Именно поэтому он столько ломал голову над тем, с какого же хера университетские решили, что травить собираются только дом Ройша. «Самую толику — разве больше одного дома потребно?» — то ли и правда чего-то в голове перемешалось (когда-то совсем давно был такой план), то ли почему-то Гошка рассказал кусок легенды вместо куска настоящего плана — решил подшутить над шаманом. Они повелись, теперь они импровизируют.
Они знали заранее, потому что он им рассказал.
Картинка складывалась.
Пробежав добрый квартал в неведомом направлении, Гошка перешёл на быстрый шаг. Какая-то белая птица резво вспорхнула из-под ног, расхлопалась крыльями.
С каких херов тут быть птице? Глаза сегодня, после сна в линзах-то, не лучше мозгов.
Не лучше мозгов всё это время.
Он же сам приказал своей гэбне — мы не подозреваем друг друга. «Я не сдавал наши планы, и никто из вас не сдавал».
Но он же тогда не знал, он не помнил, не догадался, не подумал вовремя.
Вот только это никого не ебёт.
Все головы гэбни люди, все люди совершают ошибки, вся вина делится на четыре. Вся, да не вся; можно простить того, кто сдал склады с вирусом фалангам, укоротив план и ускорив события.
Нельзя простить того, кто сдал сам план главным врагам.
Это всё — вопрос меры и степени.
Собственные ошибки всегда потом прилетают в рыло — и дальше люди делятся только на тех, кто готов признать и искупить, и тех, кто позорно поджимает хвост.
Цитата из самого себя дневного покроя немного отрезвила; Гошка накопал в кармане самокрутку (для антуража, так-то он предпочитал человеческие сигареты), глубоко затянулся (с зажигалки, не со спички — тоже для антуража, чтобы не забывать, что на этот вечер он не голова Бедроградской гэбни) и даже почти почувствовал вкус дыма.

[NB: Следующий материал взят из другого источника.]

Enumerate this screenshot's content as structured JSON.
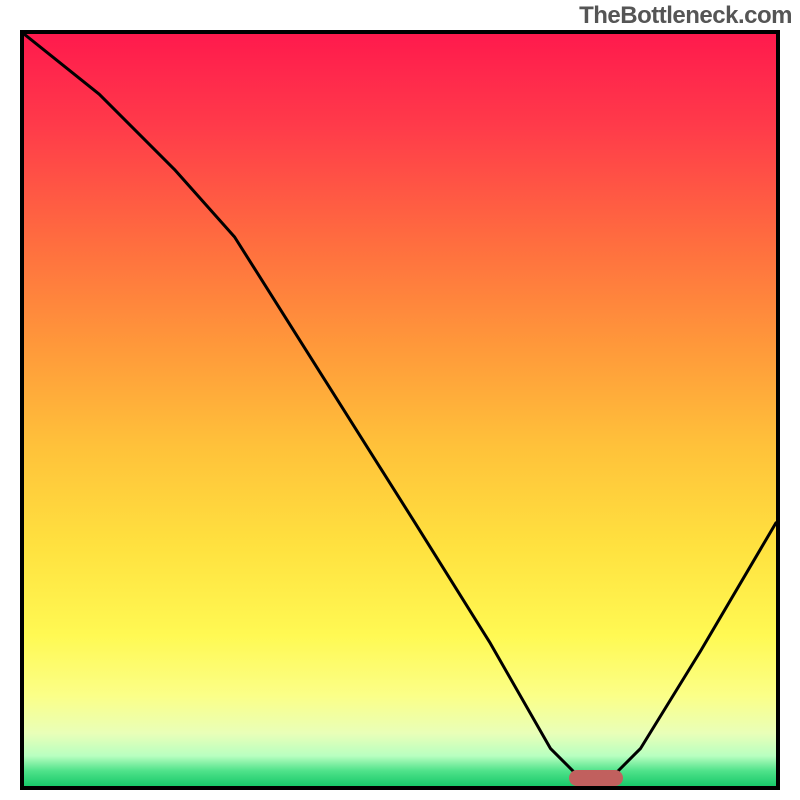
{
  "watermark": "TheBottleneck.com",
  "chart_data": {
    "type": "line",
    "title": "",
    "xlabel": "",
    "ylabel": "",
    "xlim": [
      0,
      100
    ],
    "ylim": [
      0,
      100
    ],
    "x": [
      0,
      10,
      20,
      28,
      40,
      52,
      62,
      70,
      74,
      78,
      82,
      90,
      100
    ],
    "values": [
      100,
      92,
      82,
      73,
      54,
      35,
      19,
      5,
      1,
      1,
      5,
      18,
      35
    ],
    "marker": {
      "x": 76,
      "y": 1
    },
    "gradient_stops": [
      {
        "pos": 0,
        "color": "#ff1a4d"
      },
      {
        "pos": 12,
        "color": "#ff3a4a"
      },
      {
        "pos": 28,
        "color": "#ff6e3f"
      },
      {
        "pos": 42,
        "color": "#ff9a3a"
      },
      {
        "pos": 55,
        "color": "#ffc23a"
      },
      {
        "pos": 68,
        "color": "#ffe13f"
      },
      {
        "pos": 80,
        "color": "#fff953"
      },
      {
        "pos": 88,
        "color": "#fbff88"
      },
      {
        "pos": 93,
        "color": "#e9ffb8"
      },
      {
        "pos": 96,
        "color": "#b8ffc0"
      },
      {
        "pos": 98,
        "color": "#4fe28a"
      },
      {
        "pos": 100,
        "color": "#18c96a"
      }
    ]
  },
  "plot": {
    "inner_width": 752,
    "inner_height": 752
  }
}
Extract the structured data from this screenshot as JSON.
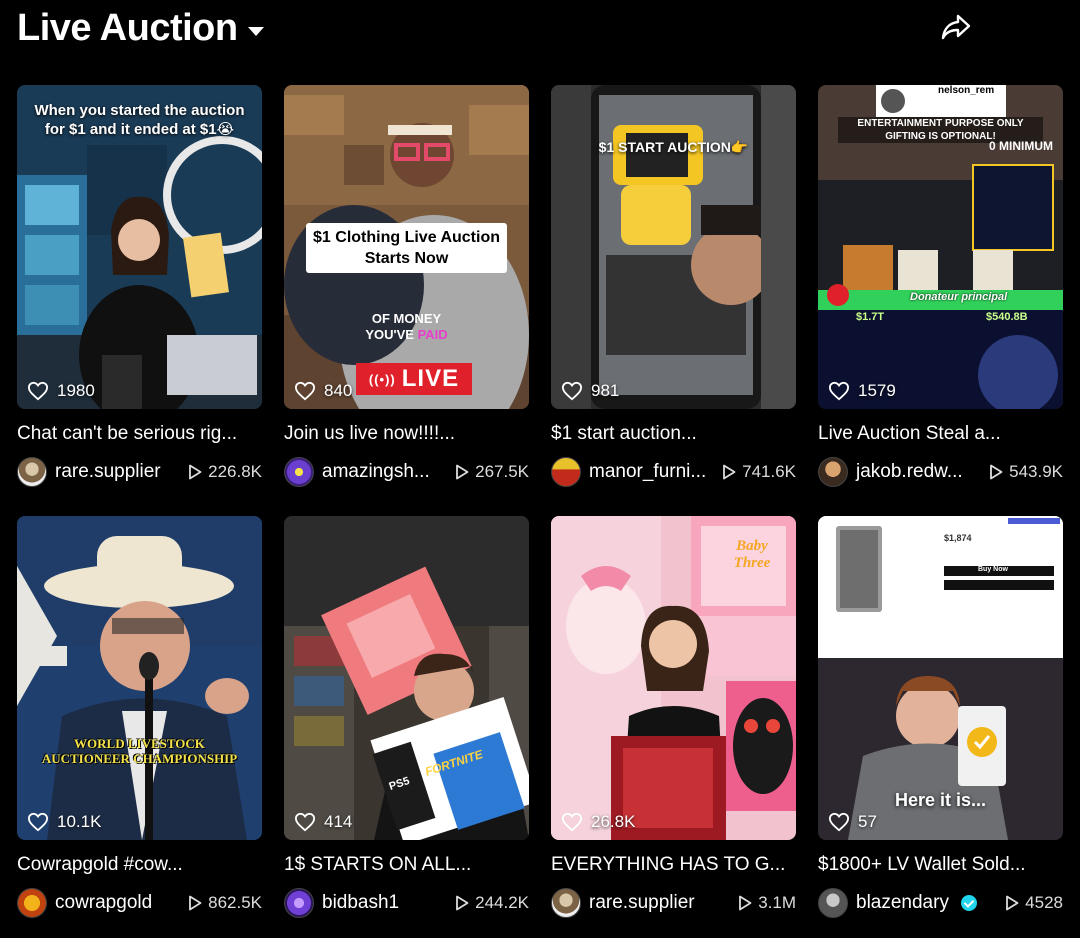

Ещё немного побегает — и очухается как миленький.
Нет, не все ошибки можно просто признать, принять и простить. Не все даже можно искупить. Но это не означает, что Гошка не знает, что делать.
Он притормозил, стянул с головы бандану, ещё раз глубоко затянулся и выпустил струю дыма вертикально вверх.
Ему не нужны никакие оправдания и никакие аргументы. Его наебали — и он будет мстить, даже если это означает разобрать здание Университета по кирпичу.
Внутренний голос, такой миленький, трогательный и разумный, напомнил, что в прошлый раз, когда Гошка сам, один, без гэбни принимал решения, девка оказалась завербованной и вышло не очень хорошо.